Por unos instantes no existió nada más para nosotros. Una parte del sueño había sido alcanzado, solo quedaba despertar y que siguiese ahí, omnipresente, resistiendo el paso del tiempo y de la historia. Una historia que se por más que intenta reducirlo solo consigue engrandecerlo y mitificarlo.
Fueron minutos o tal vez horas el tiempo que dedicamos a observarlo mientras el azul del cielo se teñía de negro y una luna rebosante aparecía por el este en su día de máximo esplendor.
Era el Palacio del Potala, la antigua residencia del Dalai Lama, un museo dormitante que espera a que el tiempo lo resucite y allí estábamos nosotros, pequeños e insignificantes, sintiéndonos las personas más grandes del mundo.

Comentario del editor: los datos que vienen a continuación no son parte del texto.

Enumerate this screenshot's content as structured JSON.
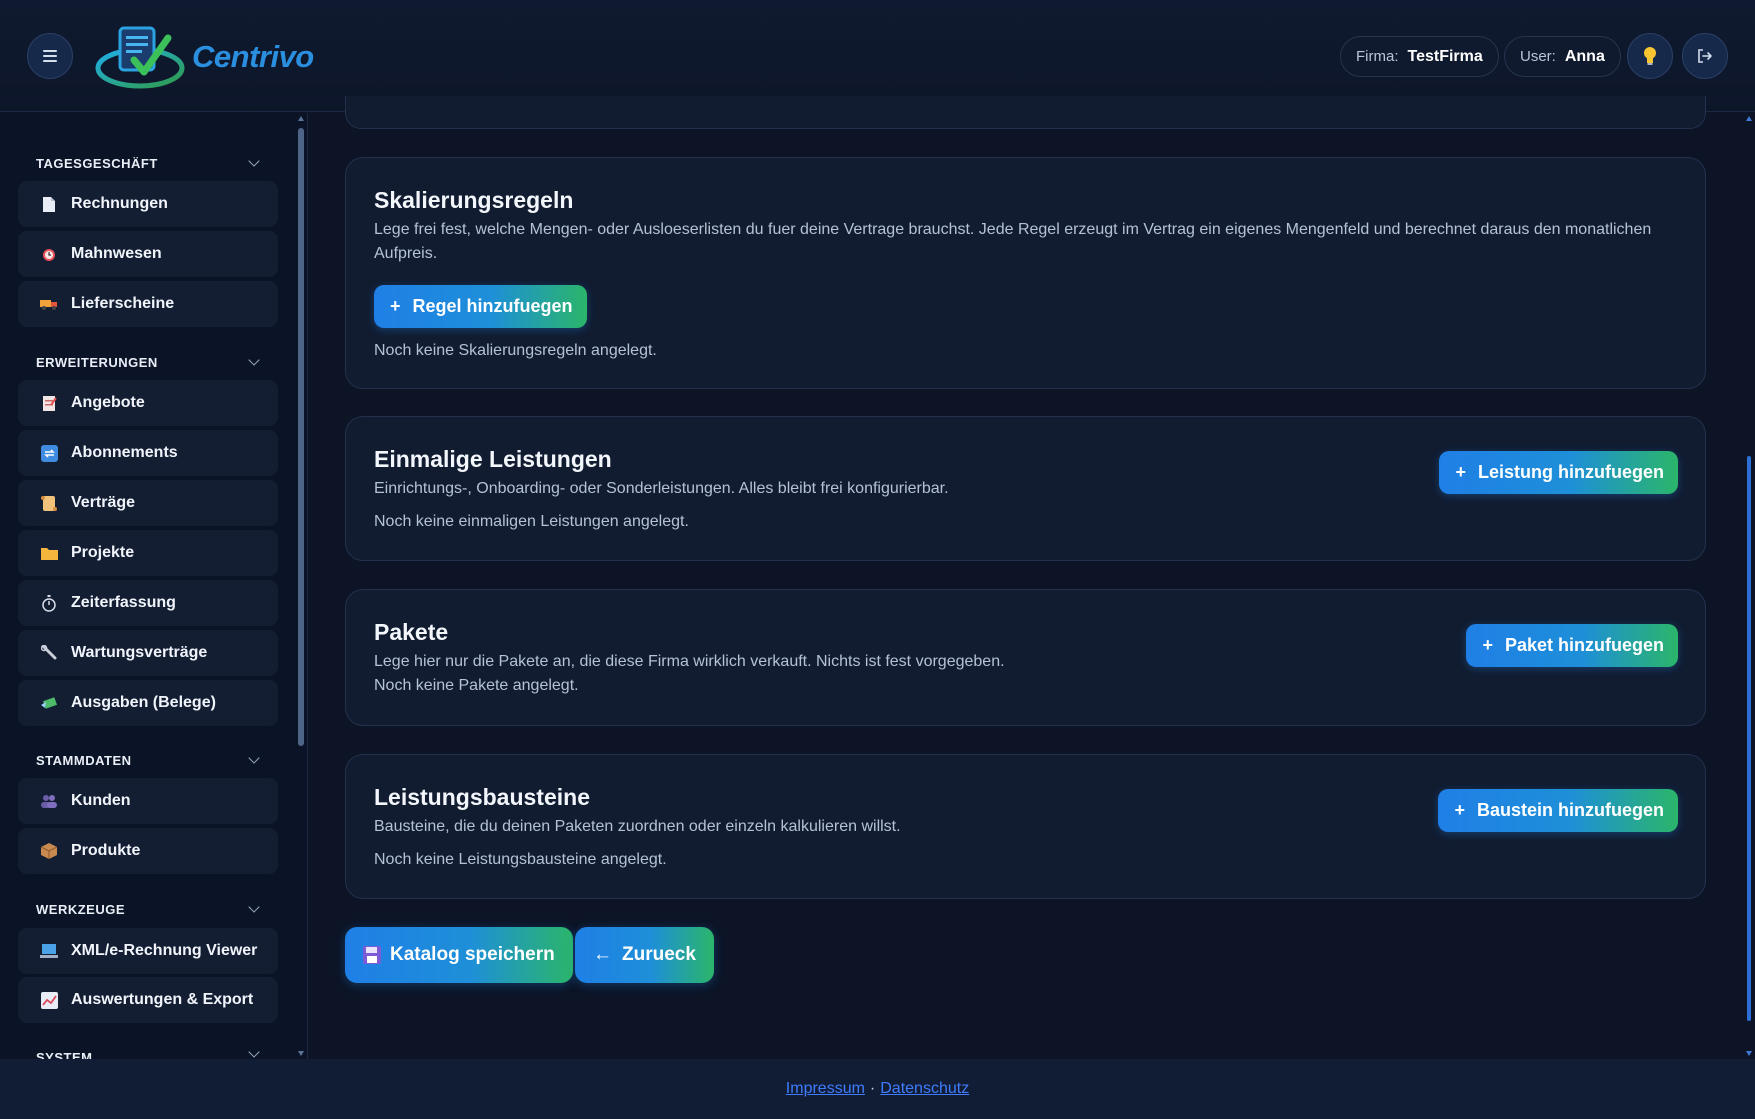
{
  "header": {
    "logo_text": "Centrivo",
    "firma_label": "Firma:",
    "firma_value": "TestFirma",
    "user_label": "User:",
    "user_value": "Anna"
  },
  "sidebar": {
    "sections": [
      {
        "title": "TAGESGESCHÄFT",
        "items": [
          "Rechnungen",
          "Mahnwesen",
          "Lieferscheine"
        ]
      },
      {
        "title": "ERWEITERUNGEN",
        "items": [
          "Angebote",
          "Abonnements",
          "Verträge",
          "Projekte",
          "Zeiterfassung",
          "Wartungsverträge",
          "Ausgaben (Belege)"
        ]
      },
      {
        "title": "STAMMDATEN",
        "items": [
          "Kunden",
          "Produkte"
        ]
      },
      {
        "title": "WERKZEUGE",
        "items": [
          "XML/e-Rechnung Viewer",
          "Auswertungen & Export"
        ]
      },
      {
        "title": "SYSTEM",
        "items": []
      }
    ]
  },
  "main": {
    "skalierung": {
      "title": "Skalierungsregeln",
      "description": "Lege frei fest, welche Mengen- oder Ausloeserlisten du fuer deine Vertrage brauchst. Jede Regel erzeugt im Vertrag ein eigenes Mengenfeld und berechnet daraus den monatlichen Aufpreis.",
      "button": "Regel hinzufuegen",
      "empty": "Noch keine Skalierungsregeln angelegt."
    },
    "einmalig": {
      "title": "Einmalige Leistungen",
      "description": "Einrichtungs-, Onboarding- oder Sonderleistungen. Alles bleibt frei konfigurierbar.",
      "empty": "Noch keine einmaligen Leistungen angelegt.",
      "button": "Leistung hinzufuegen"
    },
    "pakete": {
      "title": "Pakete",
      "description": "Lege hier nur die Pakete an, die diese Firma wirklich verkauft. Nichts ist fest vorgegeben.",
      "empty": "Noch keine Pakete angelegt.",
      "button": "Paket hinzufuegen"
    },
    "bausteine": {
      "title": "Leistungsbausteine",
      "description": "Bausteine, die du deinen Paketen zuordnen oder einzeln kalkulieren willst.",
      "empty": "Noch keine Leistungsbausteine angelegt.",
      "button": "Baustein hinzufuegen"
    },
    "save_button": "Katalog speichern",
    "back_button": "Zurueck",
    "plus_symbol": "+",
    "back_arrow": "←"
  },
  "footer": {
    "impressum": "Impressum",
    "separator": "·",
    "datenschutz": "Datenschutz"
  },
  "colors": {
    "background": "#0c1426",
    "card": "#111c31",
    "accent_blue": "#1f7fe6",
    "accent_green": "#2bb56a",
    "link": "#3f7cff"
  }
}
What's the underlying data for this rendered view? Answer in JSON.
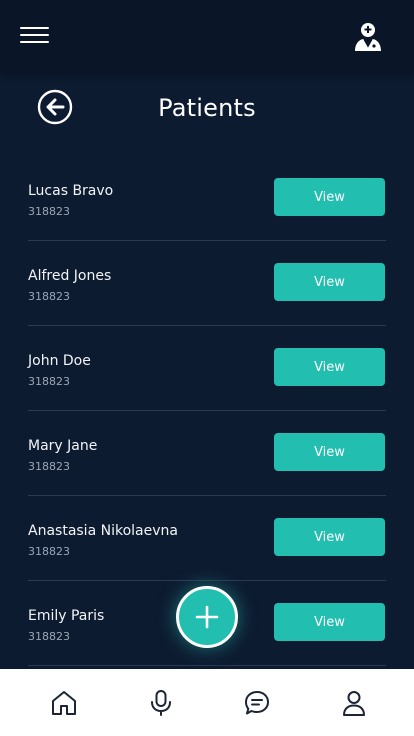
{
  "header": {
    "title": "Patients"
  },
  "patients": [
    {
      "name": "Lucas Bravo",
      "id": "318823",
      "action": "View"
    },
    {
      "name": "Alfred Jones",
      "id": "318823",
      "action": "View"
    },
    {
      "name": "John Doe",
      "id": "318823",
      "action": "View"
    },
    {
      "name": "Mary Jane",
      "id": "318823",
      "action": "View"
    },
    {
      "name": "Anastasia Nikolaevna",
      "id": "318823",
      "action": "View"
    },
    {
      "name": "Emily Paris",
      "id": "318823",
      "action": "View"
    }
  ],
  "icons": {
    "menu": "hamburger-menu-icon",
    "profile": "doctor-icon",
    "back": "arrow-left-circle-icon",
    "fab": "plus-icon",
    "nav": [
      "home-icon",
      "microphone-icon",
      "chat-icon",
      "user-icon"
    ]
  },
  "colors": {
    "background": "#0d1b30",
    "topbar": "#0a1628",
    "accent": "#22bfb1",
    "divider": "#2a3a52",
    "bottom_nav": "#ffffff",
    "nav_icon": "#1b2536"
  }
}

(*) Son momentos de un viaje que me ha llevado de Beijing a Katmandú en 21 días como coordinador para Paso del Noroeste. Una experiencia nueva y muy enriquecedora que iré contando poco a poco a medida que me quite el jetlag y empiece a ver que hago con mi vida en un mes que se antoja crucial y de futuro incierto. Esta vez yo no decido, voy a dejar jugar al destino y caminar hacia donde sople el viento.